Investment structures covers any investments held on a collective basis. There are various different structures that can be use when the investment asset is owned by several investors.
The legal structure is a tool to allow several people, companies or businesses to invest in the underlying asset. The type of structure used has implications for the investors, including tax payable, fees charged and what happens if the investment fails.
An example of this could be a hotel investment that is structured as a limited partnership, corporate bond, direct partial ownership or membership of a company limited by guarantee. Each of the structures listed will offer different returns, despite the asset remaining the same.
There are five main structures to think about: personal ownership, an investment company, pension scheme, Limited Liability Partnership (LLP) or a trading company.
When making your decision you also need to take into account that there are typically four types of tax to think about with each structure:
1. Stamp duty land tax (SDLT).
2. Capital gains tax (CGT).
3. Inheritance tax (IHT).
4. Taxation of rent (corporation or income tax).
Here’s a quick summary of the five main structures:
Personal or partnership ownership
Partnerships, LLPs and sole traders all come under the same umbrella of rules. If property is owned in this way, it’s considered good from a CGT point of view. This is because sales can be made with relatively low rates of CGT (18%), after the capital gains tax allowances for each partner are deducted.
However, the downside is that tax on rental income will be at the individual investor’s highest rate of tax (up to 45%). So, this structure is best for a short-term property ownership scheme aiming to make capital gain. It could also work for individuals who are taxed at basic rate and operating a small portfolio.
When it comes to IHT, properties held like this are part of the individual’s estate.
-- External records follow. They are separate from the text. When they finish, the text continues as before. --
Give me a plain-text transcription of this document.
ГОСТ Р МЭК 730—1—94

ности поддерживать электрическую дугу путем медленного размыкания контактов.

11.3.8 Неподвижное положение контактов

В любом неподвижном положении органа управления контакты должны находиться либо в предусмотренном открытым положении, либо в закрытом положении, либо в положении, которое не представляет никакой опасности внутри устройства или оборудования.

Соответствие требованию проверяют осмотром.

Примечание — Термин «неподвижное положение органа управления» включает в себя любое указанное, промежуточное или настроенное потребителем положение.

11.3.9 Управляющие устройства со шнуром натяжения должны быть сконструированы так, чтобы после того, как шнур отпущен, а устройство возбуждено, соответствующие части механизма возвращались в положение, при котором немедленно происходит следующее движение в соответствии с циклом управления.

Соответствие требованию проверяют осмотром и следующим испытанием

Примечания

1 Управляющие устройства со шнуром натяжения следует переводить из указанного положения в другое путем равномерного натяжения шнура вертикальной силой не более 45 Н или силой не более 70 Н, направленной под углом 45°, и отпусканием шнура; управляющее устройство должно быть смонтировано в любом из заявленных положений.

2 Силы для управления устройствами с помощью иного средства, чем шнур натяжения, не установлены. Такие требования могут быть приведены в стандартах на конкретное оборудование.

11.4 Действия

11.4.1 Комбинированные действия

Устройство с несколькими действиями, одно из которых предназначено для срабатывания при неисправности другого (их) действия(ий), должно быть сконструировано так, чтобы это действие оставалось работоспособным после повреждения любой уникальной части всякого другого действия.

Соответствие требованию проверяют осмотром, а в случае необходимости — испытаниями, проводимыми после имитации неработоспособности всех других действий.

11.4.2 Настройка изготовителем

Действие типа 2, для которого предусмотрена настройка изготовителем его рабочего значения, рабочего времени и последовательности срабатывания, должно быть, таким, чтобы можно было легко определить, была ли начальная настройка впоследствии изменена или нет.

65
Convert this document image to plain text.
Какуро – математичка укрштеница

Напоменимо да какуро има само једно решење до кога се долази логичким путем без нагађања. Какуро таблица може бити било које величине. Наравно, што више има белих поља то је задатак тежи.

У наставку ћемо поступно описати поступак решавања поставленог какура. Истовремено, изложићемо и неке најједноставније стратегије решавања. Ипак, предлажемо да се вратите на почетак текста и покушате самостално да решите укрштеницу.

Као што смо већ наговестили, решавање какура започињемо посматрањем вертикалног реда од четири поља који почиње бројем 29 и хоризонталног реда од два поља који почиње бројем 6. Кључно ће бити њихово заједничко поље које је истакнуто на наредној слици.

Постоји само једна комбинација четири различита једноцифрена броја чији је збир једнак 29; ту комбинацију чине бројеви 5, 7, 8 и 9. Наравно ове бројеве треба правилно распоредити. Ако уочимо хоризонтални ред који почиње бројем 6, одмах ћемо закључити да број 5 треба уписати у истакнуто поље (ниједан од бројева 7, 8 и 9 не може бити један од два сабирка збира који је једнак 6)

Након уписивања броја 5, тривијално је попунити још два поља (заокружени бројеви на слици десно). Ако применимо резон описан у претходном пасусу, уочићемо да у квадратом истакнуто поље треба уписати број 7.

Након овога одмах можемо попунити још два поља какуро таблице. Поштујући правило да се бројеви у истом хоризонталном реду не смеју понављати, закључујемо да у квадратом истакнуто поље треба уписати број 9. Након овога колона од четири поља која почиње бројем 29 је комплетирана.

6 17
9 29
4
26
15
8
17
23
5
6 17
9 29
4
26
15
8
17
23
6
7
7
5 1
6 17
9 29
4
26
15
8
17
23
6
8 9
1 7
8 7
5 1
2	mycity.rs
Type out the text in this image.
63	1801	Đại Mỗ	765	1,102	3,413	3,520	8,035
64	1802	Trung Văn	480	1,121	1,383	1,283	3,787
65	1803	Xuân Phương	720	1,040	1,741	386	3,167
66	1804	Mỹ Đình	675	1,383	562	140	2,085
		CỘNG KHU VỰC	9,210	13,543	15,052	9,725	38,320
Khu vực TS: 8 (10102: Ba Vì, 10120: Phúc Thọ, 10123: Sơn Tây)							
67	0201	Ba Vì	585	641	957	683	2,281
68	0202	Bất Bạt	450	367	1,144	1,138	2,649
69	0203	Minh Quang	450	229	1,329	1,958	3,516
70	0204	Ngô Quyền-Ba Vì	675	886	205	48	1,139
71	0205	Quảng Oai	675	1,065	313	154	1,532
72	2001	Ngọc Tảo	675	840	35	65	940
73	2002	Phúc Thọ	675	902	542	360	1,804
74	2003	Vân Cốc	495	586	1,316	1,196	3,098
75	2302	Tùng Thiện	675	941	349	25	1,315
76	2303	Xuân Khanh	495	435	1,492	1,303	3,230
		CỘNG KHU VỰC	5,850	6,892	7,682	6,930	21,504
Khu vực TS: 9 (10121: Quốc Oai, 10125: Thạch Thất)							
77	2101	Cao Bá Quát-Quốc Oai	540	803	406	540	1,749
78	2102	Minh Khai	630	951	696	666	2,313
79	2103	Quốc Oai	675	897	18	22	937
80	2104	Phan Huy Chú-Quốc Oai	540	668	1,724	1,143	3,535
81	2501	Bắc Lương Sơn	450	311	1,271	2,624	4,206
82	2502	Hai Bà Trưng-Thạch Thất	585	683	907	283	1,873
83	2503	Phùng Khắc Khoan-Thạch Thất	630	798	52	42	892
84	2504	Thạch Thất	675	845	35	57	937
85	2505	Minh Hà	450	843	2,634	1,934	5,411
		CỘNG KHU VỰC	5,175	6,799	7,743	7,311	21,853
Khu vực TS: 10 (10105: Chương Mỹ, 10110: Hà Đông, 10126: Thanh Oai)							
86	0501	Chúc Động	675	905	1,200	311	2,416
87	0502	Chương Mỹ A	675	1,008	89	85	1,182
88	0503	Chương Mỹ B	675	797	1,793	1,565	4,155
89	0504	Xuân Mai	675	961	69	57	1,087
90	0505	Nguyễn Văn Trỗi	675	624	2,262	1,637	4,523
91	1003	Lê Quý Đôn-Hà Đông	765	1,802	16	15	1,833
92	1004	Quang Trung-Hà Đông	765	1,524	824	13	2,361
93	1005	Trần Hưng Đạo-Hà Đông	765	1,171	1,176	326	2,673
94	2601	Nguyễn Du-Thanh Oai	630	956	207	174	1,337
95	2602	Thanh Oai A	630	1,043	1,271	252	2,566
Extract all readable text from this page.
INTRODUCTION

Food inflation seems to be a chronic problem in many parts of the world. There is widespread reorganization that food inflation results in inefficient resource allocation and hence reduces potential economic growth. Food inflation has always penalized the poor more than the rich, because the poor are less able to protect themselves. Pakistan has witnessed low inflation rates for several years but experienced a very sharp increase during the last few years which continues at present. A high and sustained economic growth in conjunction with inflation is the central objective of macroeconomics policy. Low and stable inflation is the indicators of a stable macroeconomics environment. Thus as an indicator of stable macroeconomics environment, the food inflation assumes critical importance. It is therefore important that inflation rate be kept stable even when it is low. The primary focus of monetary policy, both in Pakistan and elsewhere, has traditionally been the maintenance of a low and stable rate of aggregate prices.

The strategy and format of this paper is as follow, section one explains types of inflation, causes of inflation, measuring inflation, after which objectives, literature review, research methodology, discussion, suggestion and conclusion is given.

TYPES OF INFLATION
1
If an estate exceeds the nil rate band (£325,000), the rest is subject to inheritance tax at 40%. That is unless no inheritance tax is liable until the death of the spouse.
This is for a strategy of long-term retention of properties, where profits are used to buy more. The main goal is therefore to get the lowest income tax rates possible to leave more money in the business to buy more. This means a limited company structure is best, with 80% of profits being retained.
There is a small market for selling companies with big property portfolios, rather than selling properties from within it. This would mean less SDLT for the buyer (at 1-2% for company shares rather than 7% for individual purchases of property).
However, there is a downside to this type of investment. When an investment company owns a portfolio, problems can arise when individual properties are sold. The company would take the hit of 20% corporation tax on the sale itself. The shareholders would then get a dividend of the proceeds, which would incur up to 36.1% income tax for high earners. This puts the overall tax at around 50%.
Although a company provides limited liability to the owners, this isn’t as valuable as it could be. As the risk presented by property ownership is more modest than other trading assets, it means insurance policies for the usual commercial risks should be taken out.
If there isn’t a shareholder agreement, and where properties are owned by people who aren’t connected with each other, the company ownership creates some responsibilities and rights automatically. This is down to the Companies Act and gives it a formality that will suit some people.
Some lenders aren’t prepared to give residential property mortgages to a company. Several banks have specialist departments who will go ahead.
When shareholders work in a profession or trade, they can use the trade profits to buy a property within their existing company. This means they don’t have to set up a property business separately and will avoid income tax.
On retirement, the trade can be sold separately to the property, with only the corporation tax kicking in. The property is left in the company, which is now deemed an investment company. The shareholders can then take a retirement income from the business as tax free basic rates dividends up to £36,000 per annum.
This is a very tax efficient way to own property. However, these funds can only own commercial properties and are prohibited from investing in residential properties.
Unit Trust, including Exempt Property Unit Trust
This is where investors receive units that represent their investment into the fund. Therefore, the amount of capital and income they make is based on the number of units they hold. Authorised unit trusts are regulated by the Financial Services Compensation Scheme (FSCS). They are open ended and must provide some liquidity to investors. Unauthorised unit trusts are not covered by the FSCS and often have limited liability.
Open Ended Investment Company (OEIC)
Similar to unit trusts but they are set up like companies. Investors buy shares and the company then uses the money to invest. The return for the investor depends on how many shares they hold.
Risk must be spread across multiple assets and investors have to be able to reasonably expect to redeem their shares in a decent span of time, for an OEIC to qualify under the FCA definition.
They can be regulated or not and are often incorporated into tax exempt jurisdictions. This means investors only pay tax on the capital and income they receive.
These are a type of collective investment set up as public limited companies. The shares are traded on a recognised market. While investment trusts invest in other company’s shares, Real Estate Investment Trusts (REITs) invest in property only.